The Wonders of the Moon
A famous poet named John Keats wrote a poem that included the moon. It because so popular that it has lasted hundreds of years. The poem tells the story of a shepherd-prince from Greek mythology who was loved by the Titan moon goddess, Selene. One of the lines from the poem says: “A thing of beauty is a joy forever.” The moon or “Luna” is actually a satellite that orbits the planet Earth and is the fifth largest natural satellite in the entire solar system.
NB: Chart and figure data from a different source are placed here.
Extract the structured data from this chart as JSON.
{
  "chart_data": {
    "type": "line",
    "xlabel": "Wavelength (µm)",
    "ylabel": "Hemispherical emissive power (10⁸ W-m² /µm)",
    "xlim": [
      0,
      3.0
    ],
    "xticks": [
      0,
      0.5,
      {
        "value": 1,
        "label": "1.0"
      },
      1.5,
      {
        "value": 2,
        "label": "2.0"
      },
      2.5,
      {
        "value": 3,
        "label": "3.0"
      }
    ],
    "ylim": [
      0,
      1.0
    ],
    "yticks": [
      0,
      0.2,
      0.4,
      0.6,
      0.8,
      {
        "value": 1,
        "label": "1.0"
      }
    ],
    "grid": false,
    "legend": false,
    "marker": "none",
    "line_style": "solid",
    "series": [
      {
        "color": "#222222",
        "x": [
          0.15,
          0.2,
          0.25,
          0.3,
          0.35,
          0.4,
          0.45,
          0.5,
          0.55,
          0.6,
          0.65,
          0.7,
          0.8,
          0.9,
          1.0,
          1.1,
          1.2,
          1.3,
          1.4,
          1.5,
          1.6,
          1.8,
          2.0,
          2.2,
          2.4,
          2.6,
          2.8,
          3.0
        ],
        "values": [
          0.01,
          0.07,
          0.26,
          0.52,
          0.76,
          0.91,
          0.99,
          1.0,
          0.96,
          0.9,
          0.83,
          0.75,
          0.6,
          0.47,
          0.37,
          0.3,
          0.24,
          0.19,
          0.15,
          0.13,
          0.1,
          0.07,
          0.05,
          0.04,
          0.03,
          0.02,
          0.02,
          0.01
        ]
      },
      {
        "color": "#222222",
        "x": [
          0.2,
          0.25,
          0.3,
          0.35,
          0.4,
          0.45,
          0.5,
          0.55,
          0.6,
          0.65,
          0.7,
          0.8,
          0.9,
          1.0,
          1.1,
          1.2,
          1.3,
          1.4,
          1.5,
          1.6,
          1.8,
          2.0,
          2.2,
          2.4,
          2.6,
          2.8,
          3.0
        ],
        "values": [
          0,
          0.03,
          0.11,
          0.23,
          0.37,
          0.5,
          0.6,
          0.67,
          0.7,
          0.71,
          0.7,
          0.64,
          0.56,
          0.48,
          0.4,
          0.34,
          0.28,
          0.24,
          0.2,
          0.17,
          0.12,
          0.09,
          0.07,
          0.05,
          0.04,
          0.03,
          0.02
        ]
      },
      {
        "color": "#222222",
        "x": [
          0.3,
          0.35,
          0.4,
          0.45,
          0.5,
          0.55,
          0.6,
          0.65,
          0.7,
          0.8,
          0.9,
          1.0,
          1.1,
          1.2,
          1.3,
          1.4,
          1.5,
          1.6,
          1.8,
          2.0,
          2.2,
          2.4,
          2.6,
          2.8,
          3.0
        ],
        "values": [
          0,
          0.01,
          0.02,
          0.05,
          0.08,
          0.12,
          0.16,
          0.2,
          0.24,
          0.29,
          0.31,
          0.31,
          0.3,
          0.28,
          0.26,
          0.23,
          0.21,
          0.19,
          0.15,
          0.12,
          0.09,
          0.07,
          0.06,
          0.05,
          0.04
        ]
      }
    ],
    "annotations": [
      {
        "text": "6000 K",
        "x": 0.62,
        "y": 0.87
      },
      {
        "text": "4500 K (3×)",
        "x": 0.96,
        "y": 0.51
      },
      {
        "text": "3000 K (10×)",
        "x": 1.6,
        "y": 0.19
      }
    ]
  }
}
But what you may not know is that without the Moon, the Earth would really be lost.
The Moon: It’s a Big Deal
We all know tales of the man in the moon and real-life adventures of astronauts who traveled to the moon, such as Neil Armstrong and Buzz Aldrin, but there is much more to learn. The moon is Earth’s only natural satellite and was formed over four billion years ago. It is the pull between the moon and the Earth that keeps our little blue planet from spinning off into space. That’s why the moon is incredibly important to the Earth’s wellbeing. Scientists and poets alike have always been interested by the phases of the moon and its pull on the Earth. This pull, called gravity, also controls ocean tides and the length of days. Neil Armstrong was the first man to walk on the moon on July 21st, 1969, during the Apollo 11 mission. This feat was watched by 500 million people worldwide and was a symbol of hope, a promise of discovery.
Studying the Moon
Whether we’re looking through a telescope or simply viewing the magnificent moon with a naked eye, we see boundless light and wonder. Galileo drew one of the first telescopic images of the moon in 1609 and stated that it was not smooth but had craters (the moon was thought to be smooth during the Middle Ages). Much has been learned and explored since then, but some things never change: wolves tilt their heads and howl at a full moon, and we gaze ceaselessly in awe.